*** ANGELIKA ZIMMERMANN: Menschenrechtliche Aspekte von Staatsbürgerinnenschaft am Beispiel der « Ausgelöschten » in der Republik Slowenien. Peter Lang (1 Moosstrasse, Postfach 350, CH-2542 Pieterlen. Tél.: (41-32) 3761717 - fax: 3761727 - Courriel: info@peterlang.com - Internet: http://www.peterlang.com ). Collection « Politik und Demokratie », n° 21. 2011, 124 p., 13,80 €. ISBN 978-3-631-60274-4.
La dissolution de l'ex-Yougoslavie au début des années 90 a entraîné l'apparition de nouveaux États portés, dans chaque cas, par un fort courant nationaliste. Pendant que ces pays se construisaient, les aspects des droits de l'homme liés aux lois sur l'acquisition de la citoyenneté et les règles administratives y afférentes ont été au cœur des différentes phases de réorganisation territoriale, politique et sociale. Un de ces pays, la Slovénie, a eu une vision extrêmement restrictive de l'acquisition de la nationalité. C'est à ce point vrai que certains résidents permanents ont vu leur nom effacé du registre national slovène: plus de 18.000 résidents slovènes ont perdu toute nationalité pendant cette période, parfois pour ne pas avoir fait les démarches nécessaires dans les six mois prévus par le règlement. Ces personnes, effacées du registre national, sont dès lors devenues apatrides. Certains de ces « effacés », les « Izbrisani », continuent à vivre aujourd'hui cette situation. Ne pouvant pas saisir les tribunaux slovènes afin de régulariser leur situation, certains d'entre eux s'en sont remis aux accords internationaux signés par la Slovénie, dont la Convention européenne des droits de l'homme.
Politologue et juriste, Angelika Zimmermann s'intéresse, dans ce livre, à ce sujet encore d'actualité en Slovénie, mais dont les conséquences pourraient se faire aussi sentir dans tous les États européens: en effet, il a bien fallu observer, ces dernières années, quelques effets d'annonce qui laissent à penser que le cas des « Izbrisani » tendrait à « inspirer » certains personnages politiques. La France a, par exemple, joué de la menace du retrait de la nationalité pour les citoyens français d'origine étrangère. C'est assez dire que le cas des « effacés » a pris une tournure politique au niveau européen et qu'il est, partant, très utile de l'étudier. Ce sujet est par nature multidisciplinaire, ne pouvant pas être abordé que sous l'angle du droit ou de la politique ; les aspects juridiques sont incontournables pour l'appréhender correctement. En outre, le thème des apatrides recoupe celui de l'acquisition de la nationalité, ce qui mène inévitablement l'auteur à développer aussi une analyse théorique dans le domaine de la philosophie politique, sans compter que le terme de résident renvoie aussi à des considérations sociologiques.

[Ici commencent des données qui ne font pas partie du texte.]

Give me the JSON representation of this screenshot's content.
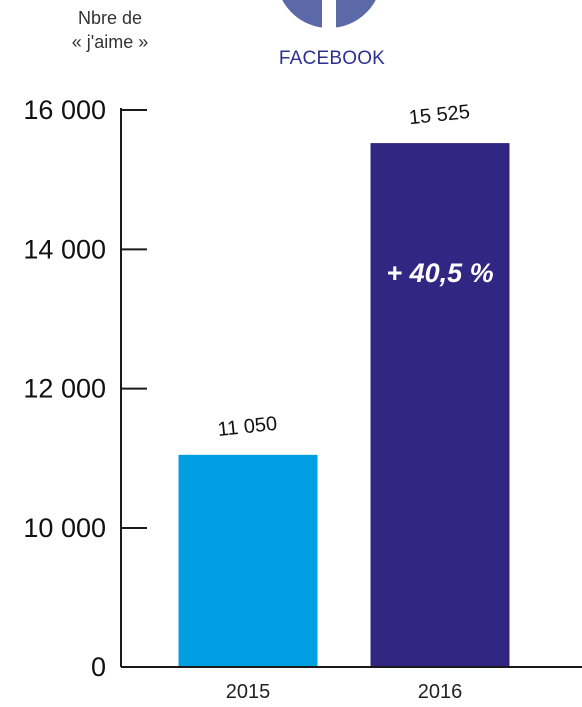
{
  "header": {
    "ylabel_line1": "Nbre de",
    "ylabel_line2": "« j'aime »",
    "brand": "FACEBOOK"
  },
  "colors": {
    "bar_2015": "#009fe3",
    "bar_2016": "#312783",
    "axis": "#1a1a1a",
    "brand": "#2e3192",
    "icon": "#5b69a8"
  },
  "chart_data": {
    "type": "bar",
    "title": "",
    "xlabel": "",
    "ylabel": "Nbre de « j'aime »",
    "categories": [
      "2015",
      "2016"
    ],
    "values": [
      11050,
      15525
    ],
    "value_labels": [
      "11 050",
      "15 525"
    ],
    "annotation": "+ 40,5 %",
    "y_ticks": [
      0,
      10000,
      12000,
      14000,
      16000
    ],
    "y_tick_labels": [
      "0",
      "10 000",
      "12 000",
      "14 000",
      "16 000"
    ],
    "axis_break": true,
    "ylim": [
      0,
      16000
    ],
    "grid": false,
    "legend": "none"
  }
}
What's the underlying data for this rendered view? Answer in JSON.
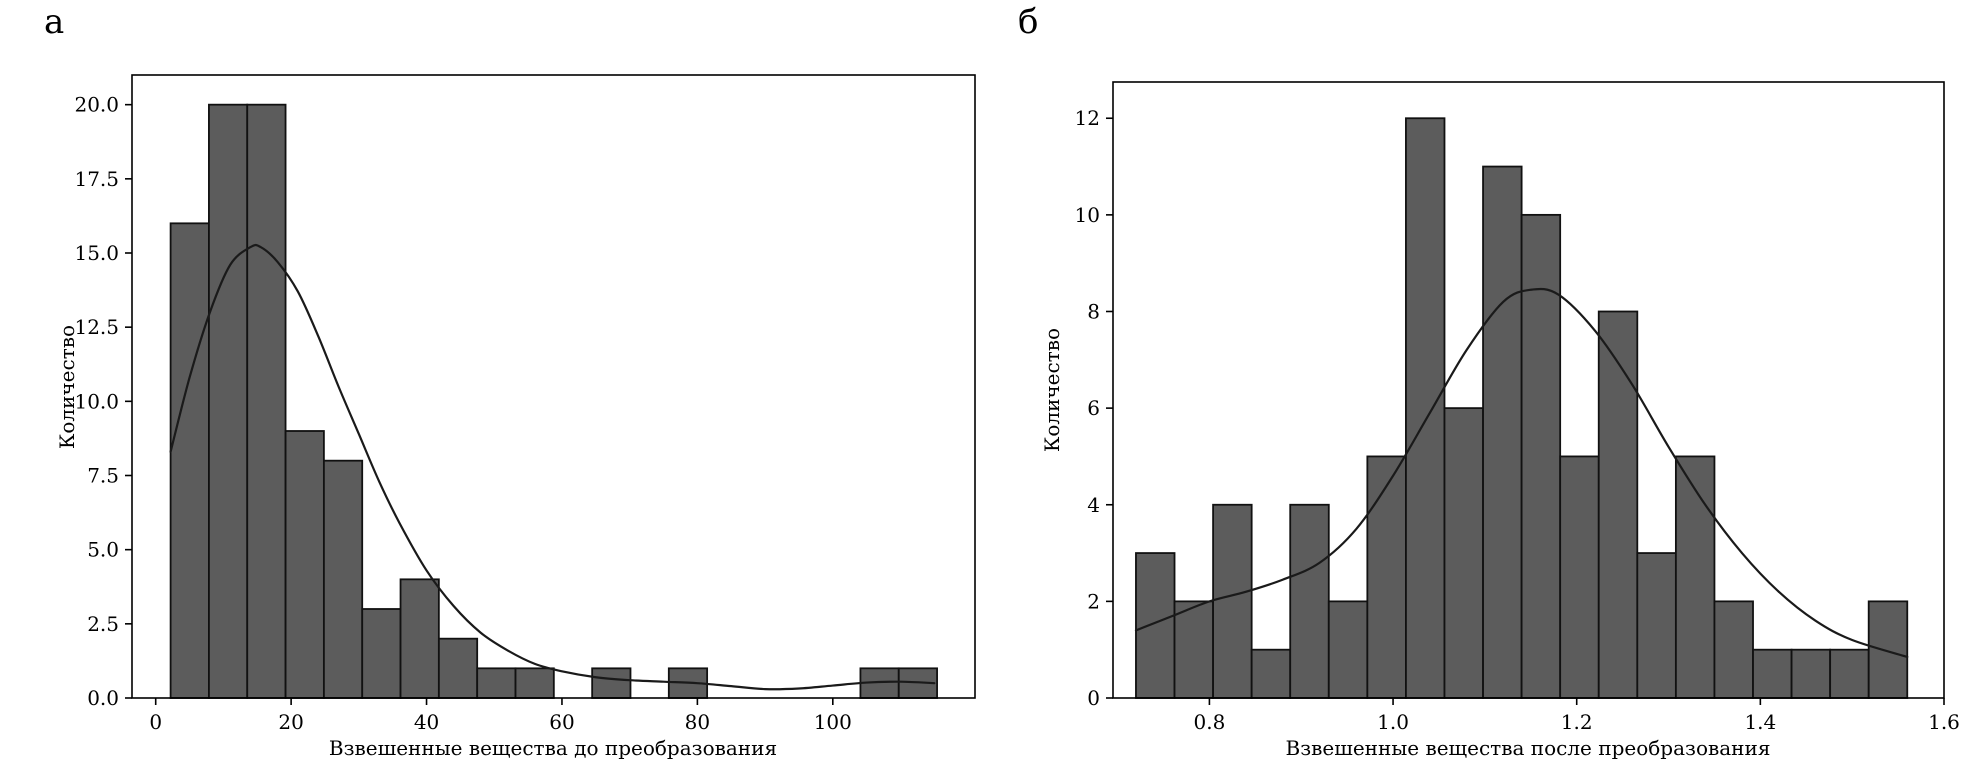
{
  "page": {
    "background": "#ffffff"
  },
  "chart_data": [
    {
      "type": "bar",
      "panel": "а",
      "title": "",
      "xlabel": "Взвешенные вещества до преобразования",
      "ylabel": "Количество",
      "xlim": [
        -3.5,
        121
      ],
      "ylim": [
        0,
        21
      ],
      "xtick_values": [
        0,
        20,
        40,
        60,
        80,
        100
      ],
      "xtick_labels": [
        "0",
        "20",
        "40",
        "60",
        "80",
        "100"
      ],
      "ytick_values": [
        0,
        2.5,
        5,
        7.5,
        10,
        12.5,
        15,
        17.5,
        20
      ],
      "ytick_labels": [
        "0.0",
        "2.5",
        "5.0",
        "7.5",
        "10.0",
        "12.5",
        "15.0",
        "17.5",
        "20.0"
      ],
      "bins": {
        "start": 2.2,
        "width": 5.66
      },
      "values": [
        16,
        20,
        20,
        9,
        8,
        3,
        4,
        2,
        1,
        1,
        0,
        1,
        0,
        1,
        0,
        0,
        0,
        0,
        1,
        1
      ],
      "kde": {
        "x": [
          2.2,
          5,
          8,
          11,
          14,
          15.5,
          18,
          21,
          24,
          27,
          30,
          33,
          36,
          40,
          44,
          48,
          52,
          56,
          60,
          65,
          70,
          75,
          80,
          85,
          90,
          95,
          100,
          105,
          110,
          115
        ],
        "y": [
          8.3,
          10.8,
          13.0,
          14.6,
          15.2,
          15.2,
          14.7,
          13.7,
          12.2,
          10.5,
          8.9,
          7.3,
          5.9,
          4.3,
          3.1,
          2.2,
          1.6,
          1.15,
          0.9,
          0.7,
          0.6,
          0.55,
          0.5,
          0.4,
          0.3,
          0.32,
          0.42,
          0.52,
          0.55,
          0.5
        ]
      },
      "grid": false,
      "legend": null,
      "bar_fill": "#5c5c5c",
      "bar_edge": "#111111",
      "line_color": "#1a1a1a"
    },
    {
      "type": "bar",
      "panel": "б",
      "title": "",
      "xlabel": "Взвешенные вещества после преобразования",
      "ylabel": "Количество",
      "xlim": [
        0.695,
        1.6
      ],
      "ylim": [
        0,
        12.75
      ],
      "xtick_values": [
        0.8,
        1.0,
        1.2,
        1.4,
        1.6
      ],
      "xtick_labels": [
        "0.8",
        "1.0",
        "1.2",
        "1.4",
        "1.6"
      ],
      "ytick_values": [
        0,
        2,
        4,
        6,
        8,
        10,
        12
      ],
      "ytick_labels": [
        "0",
        "2",
        "4",
        "6",
        "8",
        "10",
        "12"
      ],
      "bins": {
        "start": 0.72,
        "width": 0.042
      },
      "values": [
        3,
        2,
        4,
        1,
        4,
        2,
        5,
        12,
        6,
        11,
        10,
        5,
        8,
        3,
        5,
        2,
        1,
        1,
        1,
        2
      ],
      "kde": {
        "x": [
          0.72,
          0.76,
          0.8,
          0.84,
          0.88,
          0.92,
          0.96,
          1.0,
          1.04,
          1.08,
          1.12,
          1.15,
          1.18,
          1.22,
          1.26,
          1.3,
          1.34,
          1.38,
          1.42,
          1.46,
          1.5,
          1.56
        ],
        "y": [
          1.4,
          1.7,
          2.0,
          2.2,
          2.45,
          2.8,
          3.5,
          4.6,
          5.9,
          7.2,
          8.2,
          8.45,
          8.35,
          7.6,
          6.5,
          5.2,
          4.0,
          3.0,
          2.2,
          1.6,
          1.2,
          0.85
        ]
      },
      "grid": false,
      "legend": null,
      "bar_fill": "#5c5c5c",
      "bar_edge": "#111111",
      "line_color": "#1a1a1a"
    }
  ]
}
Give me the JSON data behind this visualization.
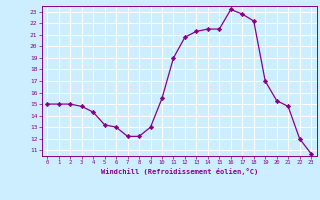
{
  "x": [
    0,
    1,
    2,
    3,
    4,
    5,
    6,
    7,
    8,
    9,
    10,
    11,
    12,
    13,
    14,
    15,
    16,
    17,
    18,
    19,
    20,
    21,
    22,
    23
  ],
  "y": [
    15,
    15,
    15,
    14.8,
    14.3,
    13.2,
    13.0,
    12.2,
    12.2,
    13.0,
    15.5,
    19.0,
    20.8,
    21.3,
    21.5,
    21.5,
    23.2,
    22.8,
    22.2,
    17.0,
    15.3,
    14.8,
    12.0,
    10.7
  ],
  "line_color": "#880088",
  "marker": "D",
  "marker_size": 2.2,
  "bg_color": "#cceeff",
  "grid_color": "#ffffff",
  "xlabel": "Windchill (Refroidissement éolien,°C)",
  "xlim": [
    -0.5,
    23.5
  ],
  "ylim": [
    10.5,
    23.5
  ],
  "yticks": [
    11,
    12,
    13,
    14,
    15,
    16,
    17,
    18,
    19,
    20,
    21,
    22,
    23
  ],
  "xticks": [
    0,
    1,
    2,
    3,
    4,
    5,
    6,
    7,
    8,
    9,
    10,
    11,
    12,
    13,
    14,
    15,
    16,
    17,
    18,
    19,
    20,
    21,
    22,
    23
  ]
}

La première partie du livre est consacrée au domaine de la théorie politique. Les aspects théoriques de l'accès à une nationalité dans les sociétés modernes sont analysés. La construction d'un État et son établissement à travers une constitution libérale sont aussi abordés, Angelika Zimmermann passant encore en revue les différentes formes d'États observées au plan international, des plus instables au modèle qui prévaut aujourd'hui au plan européen. Cette première partie est aussi l'occasion pour l'auteur de rappeler les théories politiques et sociologiques liées au racisme, un inventaire de la situation actuelle en Europe la ponctuant. Ce sont ensuite les spécificités de la dissolution de la Yougoslavie et de la construction de l'État slovène qui sont étudiées. L'auteur y analyse la manière dont le concept de nation a été compris et appliqué en Slovénie. La nationalité, ses éléments fondateurs et le droit qui lui est lié sont ensuite expliqués, l'auteur s'attardant aussi sur la signification, tant historique qu'actuelle, de l'effacement et de l'établissement des frontières. Enfin, Angelika Zimmermann prend en considération les éléments juridiques et s'intéresse à la logique sous-jacente au débat autour de l'acquisition de la nationalité slovène lors de son indépendance. De la sorte, elle s'intéresse à la perte de sécurité légale résultant du statut d'apatride avant d'étudier les aspects sociologiques définissant le terme de résident permanent, le tout étant mis en relation avec les réalités juridiques slovènes. Après des considérations sur la subjectivité du droit et les aspects sociaux liés à l'étude de la résidence permanente, l'auteur termine son travail en reprenant les différentes étapes juridiques que les « Izbrisani » ont déjà franchies au niveau européen.
Julien Demoustier
*** ELISABETH LAMBERT ABDELGAWAD (sous la dir. de): Preventing and sanctioning hindrances to the right of individual petition before the European Court of Human Rights. Intersentia Publishers (31 Groenstraat, B-2640 Mortsel. Tél.: (32-3) 6801550 - fax: 6587121 - Courriel: mail@intersentia.be - Internet: http://www.intersentia.com ). 2011, 215 p., 50 €, 48 £, 70 $. ISBN 978-1-78068-013-2.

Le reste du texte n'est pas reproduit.